Seine Frau Maike war vor einiger Zeit an Krebs gestorben, schon nach kurzem Kampf hatte sie aufgegeben und ließ den Tod gewinnen. Doch Marco hatte den Tod schon viel eher hassen gelernt. Seinen einzigen Sohn verlor er schon vor sieben Jahren, als der Kleine erst ganze drei Jahre alt war. Ein Unfall kam aus dem Nichts in die glückliche Familie, in das Leben, was Marco immer wollte, und wirbelte die Gefühle bis zum Zerreißen in das sonst so frische, liebende Elternhaus auf.
David war sofort tot. Ein verstohlener Trost für meinen alten Schulkamerad, denn es war zu wenig Zeit, um Vater zu sein.
Ich bewunderte Marco immer dafür, mit wieviel träumerischer Konsequenz er sich einen Jungen wünschte. Schon in der Schule sprach er nur davon, wie er später einmal seinen Sohn, den er gerne David nennen wollte, erziehen wird. Was er besser machen würde, als sein Vater und was er gut fand.
Wir waren damals, als die Welt für Marco und Maike zusammenbrach, in noch engerem Kontakt.
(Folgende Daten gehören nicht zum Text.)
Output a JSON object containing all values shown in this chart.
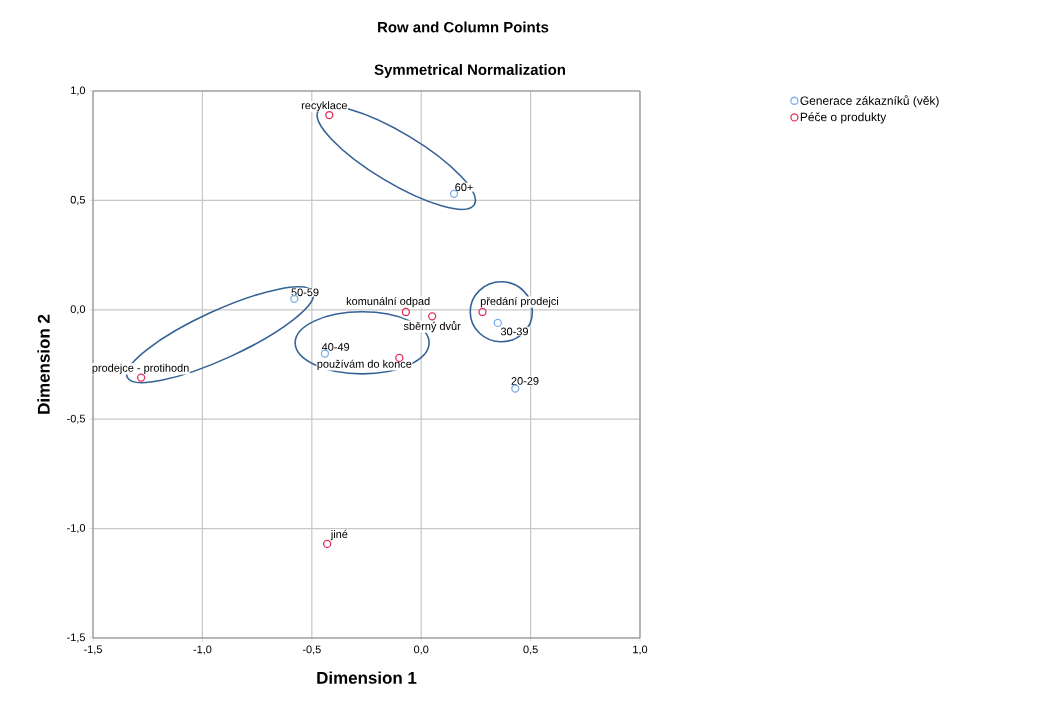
{
  "chart_data": {
    "type": "scatter",
    "title": "Row and Column Points",
    "subtitle": "Symmetrical Normalization",
    "xlabel": "Dimension 1",
    "ylabel": "Dimension 2",
    "series": [
      {
        "name": "Generace zákazníků (věk)",
        "color": "#7aaef0",
        "x": [
          0.15,
          -0.58,
          -0.44,
          0.35,
          0.43
        ],
        "values": [
          0.53,
          0.05,
          -0.2,
          -0.06,
          -0.36
        ]
      },
      {
        "name": "Péče o produkty",
        "color": "#e0305a",
        "x": [
          -0.42,
          -0.07,
          0.05,
          0.28,
          -1.28,
          -0.1,
          -0.43
        ],
        "values": [
          0.89,
          -0.01,
          -0.03,
          -0.01,
          -0.31,
          -0.22,
          -1.07
        ]
      }
    ],
    "annotations": [
      {
        "text": "60+",
        "x": 0.15,
        "y": 0.53
      },
      {
        "text": "50-59",
        "x": -0.58,
        "y": 0.05
      },
      {
        "text": "40-49",
        "x": -0.44,
        "y": -0.2
      },
      {
        "text": "30-39",
        "x": 0.35,
        "y": -0.06
      },
      {
        "text": "20-29",
        "x": 0.43,
        "y": -0.36
      },
      {
        "text": "recyklace",
        "x": -0.42,
        "y": 0.89
      },
      {
        "text": "komunální odpad",
        "x": -0.07,
        "y": -0.01
      },
      {
        "text": "sběrný dvůr",
        "x": 0.05,
        "y": -0.03
      },
      {
        "text": "předání prodejci",
        "x": 0.28,
        "y": -0.01
      },
      {
        "text": "prodejce - protihodn",
        "x": -1.28,
        "y": -0.31
      },
      {
        "text": "používám do konce",
        "x": -0.1,
        "y": -0.22
      },
      {
        "text": "jiné",
        "x": -0.43,
        "y": -1.07
      }
    ],
    "xlim": [
      -1.5,
      1.0
    ],
    "ylim": [
      -1.5,
      1.0
    ],
    "xticks": [
      {
        "value": -1.5,
        "label": "-1,5"
      },
      {
        "value": -1.0,
        "label": "-1,0"
      },
      {
        "value": -0.5,
        "label": "-0,5"
      },
      {
        "value": 0.0,
        "label": "0,0"
      },
      {
        "value": 0.5,
        "label": "0,5"
      },
      {
        "value": 1.0,
        "label": "1,0"
      }
    ],
    "yticks": [
      {
        "value": -1.5,
        "label": "-1,5"
      },
      {
        "value": -1.0,
        "label": "-1,0"
      },
      {
        "value": -0.5,
        "label": "-0,5"
      },
      {
        "value": 0.0,
        "label": "0,0"
      },
      {
        "value": 0.5,
        "label": "0,5"
      },
      {
        "value": 1.0,
        "label": "1,0"
      }
    ],
    "grid": true,
    "legend": "top right",
    "marker": "circle"
  }
}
Meine Frau Sfeffi und ich versuchten so gut es ging das vorher zufriedene, jetzt auf grausamste Art plötzlich kinderlos gewordene Ehepaar von dem erbarmungslosen Schicksal abzulenken.
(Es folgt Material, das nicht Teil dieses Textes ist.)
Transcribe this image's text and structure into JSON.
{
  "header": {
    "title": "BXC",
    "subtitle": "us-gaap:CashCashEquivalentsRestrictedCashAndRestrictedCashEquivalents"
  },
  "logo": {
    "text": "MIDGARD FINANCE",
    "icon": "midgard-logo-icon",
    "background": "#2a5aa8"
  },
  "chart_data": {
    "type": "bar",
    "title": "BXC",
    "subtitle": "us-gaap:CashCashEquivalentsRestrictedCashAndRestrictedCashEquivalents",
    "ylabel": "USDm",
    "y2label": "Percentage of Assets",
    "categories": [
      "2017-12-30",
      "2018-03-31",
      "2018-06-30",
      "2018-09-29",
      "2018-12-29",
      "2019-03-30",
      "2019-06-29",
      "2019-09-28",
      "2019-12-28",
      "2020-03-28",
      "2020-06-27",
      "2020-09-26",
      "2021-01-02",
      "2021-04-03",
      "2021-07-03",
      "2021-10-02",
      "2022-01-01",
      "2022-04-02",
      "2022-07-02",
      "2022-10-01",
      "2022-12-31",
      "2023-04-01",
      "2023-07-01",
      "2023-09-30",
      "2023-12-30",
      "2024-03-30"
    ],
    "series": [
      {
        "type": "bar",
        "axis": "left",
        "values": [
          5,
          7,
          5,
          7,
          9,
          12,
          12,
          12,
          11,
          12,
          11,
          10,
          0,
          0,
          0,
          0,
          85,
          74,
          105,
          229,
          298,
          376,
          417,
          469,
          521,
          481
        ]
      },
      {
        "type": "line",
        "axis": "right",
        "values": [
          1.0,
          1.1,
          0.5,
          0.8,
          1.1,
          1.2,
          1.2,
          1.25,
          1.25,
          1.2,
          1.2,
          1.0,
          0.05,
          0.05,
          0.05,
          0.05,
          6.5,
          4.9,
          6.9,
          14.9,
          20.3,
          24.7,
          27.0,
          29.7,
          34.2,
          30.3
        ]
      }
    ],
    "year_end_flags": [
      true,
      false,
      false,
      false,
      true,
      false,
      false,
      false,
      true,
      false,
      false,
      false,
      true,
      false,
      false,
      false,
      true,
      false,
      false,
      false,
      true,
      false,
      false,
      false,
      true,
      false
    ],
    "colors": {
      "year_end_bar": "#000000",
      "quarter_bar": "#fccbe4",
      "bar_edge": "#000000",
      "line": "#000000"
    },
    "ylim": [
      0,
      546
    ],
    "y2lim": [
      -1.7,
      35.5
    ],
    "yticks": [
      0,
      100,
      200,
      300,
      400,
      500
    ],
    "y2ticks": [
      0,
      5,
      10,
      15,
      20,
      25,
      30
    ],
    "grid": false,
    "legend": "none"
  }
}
Es schien nicht zu gelingen. Maike zerbrach, resignierte und zog sich zurück. Wir kamen nicht mehr an sie heran. Auch für Marco schien es keinen noch so steinigen, komplizierten Weg zu ihrem Innern, zu ihrem so schnell verwelkten Herzen zu geben.
Als ihre Krankheit diagnostiziert wurde, war sie erleichtert und hieß sie willkommen. Sie lachte seit so langer, einsamer Zeit.
Seit diesem Augenblick hatte ich so starke Angst um Marco, daß ich ihn fast nicht mehr aus den Augen ließ. Ich wollte ihn nicht verlieren. Meine Sorge, auch er würde keinen Sinn mehr in seinem Leben sehen, machte mich fast verrückt. Marco sprach nie darüber, wie es in ihm aussah. Er war so verschlossen, es machte mich wütend. Doch ich versuchte ihn zu verstehen. Und ich hätte ihn auch verstanden, wenn er suizidale Gedanken geäußert hätte. Doch er schwieg.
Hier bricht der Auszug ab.